A theory of $q$-transversals
Mark Saaltink
TL;DR
This work develops a $q$-analog of transversal theory by replacing sets with subspaces and studying $q$-transversals within a vector space. It demonstrates that partial $q$-transversals form the independent sets of a $q$-matroid, expressible as a union of rank-1 $q$-matroids and representable via matrix constructions. The paper establishes avoidance/Hall-type results, provides a cryptomorphic reformulation, and offers a representation framework including a concrete construction in a special case, while highlighting conjectures such as a $q$-Rado and questions about the minor-closed classes akin to gammoids.
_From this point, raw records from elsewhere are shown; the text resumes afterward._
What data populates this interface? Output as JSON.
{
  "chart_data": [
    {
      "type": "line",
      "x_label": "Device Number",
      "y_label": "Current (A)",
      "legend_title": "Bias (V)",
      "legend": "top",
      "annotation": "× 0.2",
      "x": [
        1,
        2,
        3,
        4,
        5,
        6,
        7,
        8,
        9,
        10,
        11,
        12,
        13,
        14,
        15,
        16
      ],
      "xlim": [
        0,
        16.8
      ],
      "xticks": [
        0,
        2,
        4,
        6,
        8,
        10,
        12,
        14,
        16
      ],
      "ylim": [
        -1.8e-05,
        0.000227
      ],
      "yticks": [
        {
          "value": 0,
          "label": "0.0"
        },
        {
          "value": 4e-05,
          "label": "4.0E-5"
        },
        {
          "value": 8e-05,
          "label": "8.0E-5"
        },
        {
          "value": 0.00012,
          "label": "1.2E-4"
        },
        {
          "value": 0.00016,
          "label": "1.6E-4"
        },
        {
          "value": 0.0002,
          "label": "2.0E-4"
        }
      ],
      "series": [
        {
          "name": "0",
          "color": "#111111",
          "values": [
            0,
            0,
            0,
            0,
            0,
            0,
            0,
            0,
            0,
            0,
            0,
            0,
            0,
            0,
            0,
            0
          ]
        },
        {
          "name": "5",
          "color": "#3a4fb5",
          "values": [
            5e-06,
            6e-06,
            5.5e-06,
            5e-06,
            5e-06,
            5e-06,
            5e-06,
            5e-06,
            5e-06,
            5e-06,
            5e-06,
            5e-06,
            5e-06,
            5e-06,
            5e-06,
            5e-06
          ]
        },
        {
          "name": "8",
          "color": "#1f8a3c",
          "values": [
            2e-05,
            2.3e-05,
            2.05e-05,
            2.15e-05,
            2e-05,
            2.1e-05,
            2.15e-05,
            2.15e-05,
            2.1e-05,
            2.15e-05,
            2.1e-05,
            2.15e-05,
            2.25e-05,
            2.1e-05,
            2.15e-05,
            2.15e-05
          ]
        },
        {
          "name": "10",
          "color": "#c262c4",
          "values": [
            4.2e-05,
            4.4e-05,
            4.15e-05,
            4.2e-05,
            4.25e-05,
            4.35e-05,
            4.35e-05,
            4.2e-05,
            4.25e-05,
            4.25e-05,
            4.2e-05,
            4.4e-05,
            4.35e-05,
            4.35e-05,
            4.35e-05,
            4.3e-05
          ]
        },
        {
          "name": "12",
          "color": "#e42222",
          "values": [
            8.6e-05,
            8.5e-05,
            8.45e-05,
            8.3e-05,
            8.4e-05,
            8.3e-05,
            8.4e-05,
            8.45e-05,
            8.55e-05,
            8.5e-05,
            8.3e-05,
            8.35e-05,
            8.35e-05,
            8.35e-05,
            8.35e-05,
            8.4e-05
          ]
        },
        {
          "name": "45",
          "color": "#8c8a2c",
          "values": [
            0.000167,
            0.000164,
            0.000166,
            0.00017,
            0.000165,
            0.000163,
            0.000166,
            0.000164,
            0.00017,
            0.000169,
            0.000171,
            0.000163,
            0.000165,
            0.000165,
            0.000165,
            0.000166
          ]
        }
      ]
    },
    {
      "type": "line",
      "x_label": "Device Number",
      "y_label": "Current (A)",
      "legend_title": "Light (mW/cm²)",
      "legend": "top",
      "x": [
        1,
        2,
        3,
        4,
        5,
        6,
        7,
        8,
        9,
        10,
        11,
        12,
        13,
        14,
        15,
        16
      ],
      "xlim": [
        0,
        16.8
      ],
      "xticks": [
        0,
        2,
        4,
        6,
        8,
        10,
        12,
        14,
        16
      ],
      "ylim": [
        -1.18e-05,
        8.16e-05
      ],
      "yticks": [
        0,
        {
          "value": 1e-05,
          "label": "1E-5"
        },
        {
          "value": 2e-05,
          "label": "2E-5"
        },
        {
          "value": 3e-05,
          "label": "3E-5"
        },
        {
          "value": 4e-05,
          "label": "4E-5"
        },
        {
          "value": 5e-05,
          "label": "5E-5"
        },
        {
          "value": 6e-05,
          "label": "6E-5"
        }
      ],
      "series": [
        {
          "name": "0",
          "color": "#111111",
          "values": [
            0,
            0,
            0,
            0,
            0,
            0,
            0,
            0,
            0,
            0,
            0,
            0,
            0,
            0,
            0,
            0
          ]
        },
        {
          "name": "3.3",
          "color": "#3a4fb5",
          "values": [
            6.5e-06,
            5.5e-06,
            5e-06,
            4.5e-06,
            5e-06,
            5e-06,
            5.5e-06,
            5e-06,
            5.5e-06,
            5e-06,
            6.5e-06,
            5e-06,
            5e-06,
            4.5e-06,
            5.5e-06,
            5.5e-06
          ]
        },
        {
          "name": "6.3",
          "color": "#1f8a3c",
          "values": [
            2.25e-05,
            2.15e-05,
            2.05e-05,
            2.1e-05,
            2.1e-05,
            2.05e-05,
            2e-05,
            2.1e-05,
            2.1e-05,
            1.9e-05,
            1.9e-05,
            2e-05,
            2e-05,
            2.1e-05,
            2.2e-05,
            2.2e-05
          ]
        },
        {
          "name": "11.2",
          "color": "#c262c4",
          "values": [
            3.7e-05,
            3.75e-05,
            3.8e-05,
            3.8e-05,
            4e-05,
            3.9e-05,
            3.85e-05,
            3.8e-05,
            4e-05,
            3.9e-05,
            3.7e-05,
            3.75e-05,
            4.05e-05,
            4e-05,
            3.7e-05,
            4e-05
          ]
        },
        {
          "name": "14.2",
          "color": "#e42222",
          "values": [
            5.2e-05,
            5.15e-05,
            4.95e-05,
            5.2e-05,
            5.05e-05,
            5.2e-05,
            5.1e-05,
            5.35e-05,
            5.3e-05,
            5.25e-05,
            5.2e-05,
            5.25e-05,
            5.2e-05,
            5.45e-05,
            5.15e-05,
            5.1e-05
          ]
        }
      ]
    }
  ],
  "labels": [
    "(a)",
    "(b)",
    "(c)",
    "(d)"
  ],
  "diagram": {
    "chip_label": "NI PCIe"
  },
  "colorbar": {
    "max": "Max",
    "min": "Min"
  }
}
Overall, the work lays foundational ground for a robust $q$-transversal theory with parallels to classical transversal matroids and potential impact on representability and structural matroid theory in finite-field contexts.
Abstract
Given an indexed family ${\cal A} = (A_1, A_2, \dotsc, A_n)$ of subsets of some given set $S$, a \emph{transversal} is a set of distinct elements $x_1, x_2, \dotsc, x_n$ with each $x_i \in A_i$. Transversals have been studied since 1935 and have many attractive properties, with a deep connection to matroids. A $q$-analog is formed by replacing the notion of a set by the notion of a vector space, with a corresponding replacement of other concepts. In this paper we define a $q$-analog of the theory of transversals, and show that many of the main properties of ordinary transversals are shared by this analog.